Land Use Boards/Subsequent Application Doctrine

Tuesday, January 24, 2017

Land use boards, especially planning and zoning boards, are often faced with applications to develop property that are similar to prior applications to develop the same property. Since the New Hampshire Supreme Court’s decision in Fisher v. City of Dover, 120 N.H. 187 (1980), the law in New Hampshire has been that a zoning board of adjustment (“ZBA”) should not consider a subsequent application unless a material change of circumstances affecting the merits of the application has occurred or the application is for a use that materially differs in nature and degree from the prior application. The Supreme Court refers to this doctrine as the “subsequent application doctrine” (sometimes referred to as the “finality doctrine”).

Until April 2016, the Supreme Court had not applied the subsequent application doctrine to applications before a planning board. In CBDA Development, LLC v. Town of Thornton, 168 N.H. 715 (2016), the Court held that the Town’s Planning Board had properly decided that it could not consider the plaintiff’s second application because it did not materially differ in nature and degree from its initial application, which had been denied. The Court rejected plaintiff’s argument that the subsequent application doctrine applied only to applications before a ZBA.

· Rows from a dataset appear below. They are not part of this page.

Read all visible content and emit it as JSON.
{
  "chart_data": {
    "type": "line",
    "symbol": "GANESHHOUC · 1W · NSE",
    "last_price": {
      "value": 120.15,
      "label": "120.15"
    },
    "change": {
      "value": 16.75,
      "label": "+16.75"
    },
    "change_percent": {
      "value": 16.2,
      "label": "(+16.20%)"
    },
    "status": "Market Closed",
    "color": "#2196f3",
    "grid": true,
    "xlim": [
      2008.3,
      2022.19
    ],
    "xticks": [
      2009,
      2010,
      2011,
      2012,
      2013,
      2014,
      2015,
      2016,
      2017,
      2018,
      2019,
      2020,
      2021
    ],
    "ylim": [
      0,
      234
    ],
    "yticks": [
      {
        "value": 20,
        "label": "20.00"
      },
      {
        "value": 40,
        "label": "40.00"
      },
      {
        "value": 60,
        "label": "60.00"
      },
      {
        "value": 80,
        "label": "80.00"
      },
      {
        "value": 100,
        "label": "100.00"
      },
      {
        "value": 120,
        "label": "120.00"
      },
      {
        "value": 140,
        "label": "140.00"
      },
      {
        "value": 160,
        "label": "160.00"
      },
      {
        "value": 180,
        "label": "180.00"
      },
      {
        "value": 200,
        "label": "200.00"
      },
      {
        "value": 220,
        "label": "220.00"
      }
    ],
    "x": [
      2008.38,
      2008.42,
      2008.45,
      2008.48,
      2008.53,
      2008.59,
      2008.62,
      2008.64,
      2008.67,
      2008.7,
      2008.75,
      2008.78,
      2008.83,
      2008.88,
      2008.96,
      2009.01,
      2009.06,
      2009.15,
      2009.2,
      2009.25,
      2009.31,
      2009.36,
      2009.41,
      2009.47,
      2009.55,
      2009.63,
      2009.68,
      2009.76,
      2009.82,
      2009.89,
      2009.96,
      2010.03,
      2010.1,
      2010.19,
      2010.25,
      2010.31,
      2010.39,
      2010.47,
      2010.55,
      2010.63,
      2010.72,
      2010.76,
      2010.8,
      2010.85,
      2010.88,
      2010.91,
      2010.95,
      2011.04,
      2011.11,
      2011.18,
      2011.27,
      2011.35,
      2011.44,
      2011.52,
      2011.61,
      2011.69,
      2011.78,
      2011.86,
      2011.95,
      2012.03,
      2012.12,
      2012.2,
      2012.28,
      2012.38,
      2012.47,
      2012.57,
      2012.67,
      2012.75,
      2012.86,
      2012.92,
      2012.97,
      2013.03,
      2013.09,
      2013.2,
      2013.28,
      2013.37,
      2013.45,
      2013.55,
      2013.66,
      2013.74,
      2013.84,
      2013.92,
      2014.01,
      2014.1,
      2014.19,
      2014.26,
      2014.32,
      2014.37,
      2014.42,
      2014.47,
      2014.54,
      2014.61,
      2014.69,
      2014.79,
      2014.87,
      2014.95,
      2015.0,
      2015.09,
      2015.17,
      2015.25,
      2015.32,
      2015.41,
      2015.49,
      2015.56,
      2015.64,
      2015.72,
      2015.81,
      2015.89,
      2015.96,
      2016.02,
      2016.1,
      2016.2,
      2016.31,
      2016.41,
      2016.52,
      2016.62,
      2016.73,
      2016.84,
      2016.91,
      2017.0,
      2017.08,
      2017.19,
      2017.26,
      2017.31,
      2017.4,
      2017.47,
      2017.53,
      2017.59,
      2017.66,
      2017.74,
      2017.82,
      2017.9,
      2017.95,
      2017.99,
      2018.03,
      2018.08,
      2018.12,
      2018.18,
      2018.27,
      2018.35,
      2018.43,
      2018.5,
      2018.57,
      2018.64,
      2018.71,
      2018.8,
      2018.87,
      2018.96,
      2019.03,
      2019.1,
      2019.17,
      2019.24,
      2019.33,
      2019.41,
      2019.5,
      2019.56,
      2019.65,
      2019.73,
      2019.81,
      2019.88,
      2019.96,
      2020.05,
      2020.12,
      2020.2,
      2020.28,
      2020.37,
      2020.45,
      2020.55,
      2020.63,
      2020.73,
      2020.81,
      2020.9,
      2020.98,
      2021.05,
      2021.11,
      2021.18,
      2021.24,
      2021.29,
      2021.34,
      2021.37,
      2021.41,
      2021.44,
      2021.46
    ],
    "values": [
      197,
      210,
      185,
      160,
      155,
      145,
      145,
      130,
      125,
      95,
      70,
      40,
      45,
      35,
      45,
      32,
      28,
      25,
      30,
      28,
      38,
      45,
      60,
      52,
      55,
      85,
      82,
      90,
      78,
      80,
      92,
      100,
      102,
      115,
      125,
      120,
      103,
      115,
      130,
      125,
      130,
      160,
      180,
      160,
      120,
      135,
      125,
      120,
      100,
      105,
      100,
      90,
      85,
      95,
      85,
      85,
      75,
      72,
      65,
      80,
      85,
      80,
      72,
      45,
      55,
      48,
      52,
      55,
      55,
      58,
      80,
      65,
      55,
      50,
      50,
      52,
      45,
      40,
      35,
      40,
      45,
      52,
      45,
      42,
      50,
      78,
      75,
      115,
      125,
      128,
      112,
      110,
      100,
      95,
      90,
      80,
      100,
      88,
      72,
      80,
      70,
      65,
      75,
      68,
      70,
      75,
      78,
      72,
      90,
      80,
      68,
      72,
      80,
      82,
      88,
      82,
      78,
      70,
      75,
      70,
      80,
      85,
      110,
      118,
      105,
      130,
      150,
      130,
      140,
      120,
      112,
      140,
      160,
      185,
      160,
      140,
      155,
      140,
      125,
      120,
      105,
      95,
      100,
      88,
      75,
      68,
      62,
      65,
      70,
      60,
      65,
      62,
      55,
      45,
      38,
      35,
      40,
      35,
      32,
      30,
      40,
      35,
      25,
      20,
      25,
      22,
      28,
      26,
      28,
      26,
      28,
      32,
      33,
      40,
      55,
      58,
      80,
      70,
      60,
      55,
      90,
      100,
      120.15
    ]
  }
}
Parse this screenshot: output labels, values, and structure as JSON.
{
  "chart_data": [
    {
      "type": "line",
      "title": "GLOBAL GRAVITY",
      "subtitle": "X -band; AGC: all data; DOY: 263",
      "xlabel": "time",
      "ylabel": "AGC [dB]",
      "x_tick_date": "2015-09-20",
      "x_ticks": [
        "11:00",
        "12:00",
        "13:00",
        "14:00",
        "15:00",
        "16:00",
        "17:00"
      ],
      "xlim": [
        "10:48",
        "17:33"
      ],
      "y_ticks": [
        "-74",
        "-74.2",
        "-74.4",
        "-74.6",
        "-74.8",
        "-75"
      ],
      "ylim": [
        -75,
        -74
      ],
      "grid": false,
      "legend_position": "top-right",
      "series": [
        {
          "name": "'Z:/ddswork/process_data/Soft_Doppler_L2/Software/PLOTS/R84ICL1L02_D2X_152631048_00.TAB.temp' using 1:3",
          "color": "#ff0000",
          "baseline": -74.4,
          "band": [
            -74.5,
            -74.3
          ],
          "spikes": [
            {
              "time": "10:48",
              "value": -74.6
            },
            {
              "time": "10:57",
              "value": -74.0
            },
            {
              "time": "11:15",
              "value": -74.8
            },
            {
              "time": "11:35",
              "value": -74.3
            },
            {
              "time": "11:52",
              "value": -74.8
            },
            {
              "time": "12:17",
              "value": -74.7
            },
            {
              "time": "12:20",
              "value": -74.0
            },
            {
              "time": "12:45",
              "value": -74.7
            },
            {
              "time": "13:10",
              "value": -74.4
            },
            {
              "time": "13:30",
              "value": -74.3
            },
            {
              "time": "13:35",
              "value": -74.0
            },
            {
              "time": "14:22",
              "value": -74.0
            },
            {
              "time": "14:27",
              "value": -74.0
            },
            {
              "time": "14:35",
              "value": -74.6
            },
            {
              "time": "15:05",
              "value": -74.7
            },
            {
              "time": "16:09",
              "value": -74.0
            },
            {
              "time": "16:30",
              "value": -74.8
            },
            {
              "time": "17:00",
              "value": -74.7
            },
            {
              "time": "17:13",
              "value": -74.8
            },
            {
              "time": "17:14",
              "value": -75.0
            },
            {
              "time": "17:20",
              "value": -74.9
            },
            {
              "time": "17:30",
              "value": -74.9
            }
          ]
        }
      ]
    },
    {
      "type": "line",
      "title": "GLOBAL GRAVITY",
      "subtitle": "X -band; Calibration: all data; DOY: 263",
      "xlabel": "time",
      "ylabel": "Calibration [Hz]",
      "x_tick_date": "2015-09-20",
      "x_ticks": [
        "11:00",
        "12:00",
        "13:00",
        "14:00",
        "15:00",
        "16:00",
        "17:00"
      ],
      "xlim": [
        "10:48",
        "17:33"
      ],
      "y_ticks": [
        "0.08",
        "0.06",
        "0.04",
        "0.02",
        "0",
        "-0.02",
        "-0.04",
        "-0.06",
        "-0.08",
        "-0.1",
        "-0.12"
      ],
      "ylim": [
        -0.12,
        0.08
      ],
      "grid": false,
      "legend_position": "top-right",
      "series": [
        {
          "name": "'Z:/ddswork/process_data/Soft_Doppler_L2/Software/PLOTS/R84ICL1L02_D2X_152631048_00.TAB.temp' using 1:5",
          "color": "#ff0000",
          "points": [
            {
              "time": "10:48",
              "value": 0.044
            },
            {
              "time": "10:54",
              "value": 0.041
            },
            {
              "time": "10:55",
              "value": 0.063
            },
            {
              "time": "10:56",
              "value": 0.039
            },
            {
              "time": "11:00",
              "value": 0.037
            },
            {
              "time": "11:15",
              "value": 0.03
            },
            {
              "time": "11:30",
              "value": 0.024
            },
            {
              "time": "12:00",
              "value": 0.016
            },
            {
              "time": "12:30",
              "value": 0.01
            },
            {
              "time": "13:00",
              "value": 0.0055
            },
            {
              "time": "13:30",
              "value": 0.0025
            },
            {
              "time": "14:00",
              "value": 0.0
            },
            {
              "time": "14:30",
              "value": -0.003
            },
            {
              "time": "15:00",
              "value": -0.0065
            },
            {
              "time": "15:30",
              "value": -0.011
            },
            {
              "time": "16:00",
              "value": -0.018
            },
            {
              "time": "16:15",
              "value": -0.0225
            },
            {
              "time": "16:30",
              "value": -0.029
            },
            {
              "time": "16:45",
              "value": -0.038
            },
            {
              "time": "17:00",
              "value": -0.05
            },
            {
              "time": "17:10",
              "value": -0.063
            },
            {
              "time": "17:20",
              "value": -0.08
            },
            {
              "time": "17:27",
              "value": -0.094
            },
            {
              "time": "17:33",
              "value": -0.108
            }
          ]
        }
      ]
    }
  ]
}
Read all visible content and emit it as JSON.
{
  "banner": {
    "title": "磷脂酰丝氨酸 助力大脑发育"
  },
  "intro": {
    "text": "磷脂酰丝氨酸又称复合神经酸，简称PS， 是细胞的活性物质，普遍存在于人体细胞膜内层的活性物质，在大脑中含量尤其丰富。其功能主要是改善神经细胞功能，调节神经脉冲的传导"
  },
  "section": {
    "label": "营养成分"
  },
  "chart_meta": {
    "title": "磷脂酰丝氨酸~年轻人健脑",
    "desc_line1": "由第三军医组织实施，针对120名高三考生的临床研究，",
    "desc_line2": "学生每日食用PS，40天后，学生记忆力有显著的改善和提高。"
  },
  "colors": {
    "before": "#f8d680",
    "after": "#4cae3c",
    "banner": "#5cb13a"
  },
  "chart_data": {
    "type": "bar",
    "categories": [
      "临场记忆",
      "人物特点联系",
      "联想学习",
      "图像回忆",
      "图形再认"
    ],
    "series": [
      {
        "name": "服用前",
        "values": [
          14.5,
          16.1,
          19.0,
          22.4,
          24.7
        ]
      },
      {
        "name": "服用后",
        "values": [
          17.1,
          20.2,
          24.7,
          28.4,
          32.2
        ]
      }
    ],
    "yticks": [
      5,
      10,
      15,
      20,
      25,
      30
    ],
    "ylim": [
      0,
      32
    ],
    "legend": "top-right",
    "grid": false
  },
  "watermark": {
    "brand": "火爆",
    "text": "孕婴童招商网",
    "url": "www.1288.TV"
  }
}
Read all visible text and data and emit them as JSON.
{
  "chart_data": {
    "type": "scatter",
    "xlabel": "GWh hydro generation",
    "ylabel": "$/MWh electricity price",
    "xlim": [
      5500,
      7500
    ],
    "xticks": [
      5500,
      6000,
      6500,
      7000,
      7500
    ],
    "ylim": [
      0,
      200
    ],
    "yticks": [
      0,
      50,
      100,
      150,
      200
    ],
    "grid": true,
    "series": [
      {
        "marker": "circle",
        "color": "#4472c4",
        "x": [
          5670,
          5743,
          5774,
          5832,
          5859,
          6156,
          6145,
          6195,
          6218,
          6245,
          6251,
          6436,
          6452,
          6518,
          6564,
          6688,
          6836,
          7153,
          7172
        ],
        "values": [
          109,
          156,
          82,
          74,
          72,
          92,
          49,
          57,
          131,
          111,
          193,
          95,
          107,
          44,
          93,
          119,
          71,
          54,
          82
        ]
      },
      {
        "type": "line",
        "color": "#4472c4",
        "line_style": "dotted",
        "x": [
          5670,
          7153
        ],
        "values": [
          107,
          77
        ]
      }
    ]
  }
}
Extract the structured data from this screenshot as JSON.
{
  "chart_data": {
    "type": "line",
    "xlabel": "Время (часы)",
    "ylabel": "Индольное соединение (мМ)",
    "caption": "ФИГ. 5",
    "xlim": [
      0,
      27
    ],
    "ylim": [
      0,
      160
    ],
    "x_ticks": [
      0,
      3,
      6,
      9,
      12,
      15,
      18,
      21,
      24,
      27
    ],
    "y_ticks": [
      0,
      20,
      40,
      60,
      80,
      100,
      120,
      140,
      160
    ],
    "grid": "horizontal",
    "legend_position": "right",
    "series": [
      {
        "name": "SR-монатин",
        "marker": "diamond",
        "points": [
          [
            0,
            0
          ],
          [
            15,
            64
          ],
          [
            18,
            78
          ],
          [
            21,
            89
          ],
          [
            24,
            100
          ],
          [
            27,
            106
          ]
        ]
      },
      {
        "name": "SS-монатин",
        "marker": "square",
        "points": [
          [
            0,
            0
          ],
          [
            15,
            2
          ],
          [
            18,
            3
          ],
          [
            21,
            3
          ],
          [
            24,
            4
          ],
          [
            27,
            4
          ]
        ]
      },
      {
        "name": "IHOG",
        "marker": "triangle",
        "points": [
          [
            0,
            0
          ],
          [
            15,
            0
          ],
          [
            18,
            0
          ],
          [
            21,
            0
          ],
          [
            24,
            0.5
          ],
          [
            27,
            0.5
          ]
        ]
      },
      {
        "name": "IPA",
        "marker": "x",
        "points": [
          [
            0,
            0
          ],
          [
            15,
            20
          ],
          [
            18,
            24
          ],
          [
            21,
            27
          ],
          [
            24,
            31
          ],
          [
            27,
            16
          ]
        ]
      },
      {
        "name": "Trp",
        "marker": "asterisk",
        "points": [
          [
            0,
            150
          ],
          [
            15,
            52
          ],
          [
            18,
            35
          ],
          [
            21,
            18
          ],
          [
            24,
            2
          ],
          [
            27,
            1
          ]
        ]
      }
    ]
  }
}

The Court in CBDA Development, LLC v. Town of Thornton established or reiterated a number of principles that should be of interest to members of all land use boards, including:
  1. That the subsequent application doctrine is alive and well and applies to decisions of all land use boards. In addition to applications before ZBA’s and planning boards, the doctrine would also apply, for example, to applications before a building code board of appeals.
  2. The burden of proof is on the applicant to show that the subsequent application involves a material change of circumstances affecting the merits of the application or is for a use that materially differs in nature and degree from the original application.
  3. The land use board itself should determine, as a threshold question, whether the subsequent application doctrine applies to preclude consideration of the second application. If it applies, then the board should not proceed to a consideration of the merits of the application. If it does not apply, then the board may proceed to consider the application’s merits. It is within the sound discretion of the land use board to determine whether the second application has been changed sufficiently, or whether the circumstances have changed sufficiently, to warrant hearing the merits of the second application.
Land use boards should be cautious about applying the subsequent application doctrine too zealously. For example, where a subsequent application is changed to address specific concerns that the land use board raised when considering the merits of the first application, the board should hear the merits of the second application. In Brandt Dev. Co. of N.H. v. City of Somersworth, 162 N.H. 553 (2011), the Court held that there had been substantial changes in the law applicable to variances so that the ZBA should have heard the subsequent application.

Note that while this entry addresses New Hampshire law, the Maine Supreme Judicial Court issued a similar ruling in the 1994 case of Silsby v. Allen’s Blueberry Freezer, Inc., 501 A.2d 1290, 1295 (Me. 1985). The guidelines discussed above are generally applicable in both states.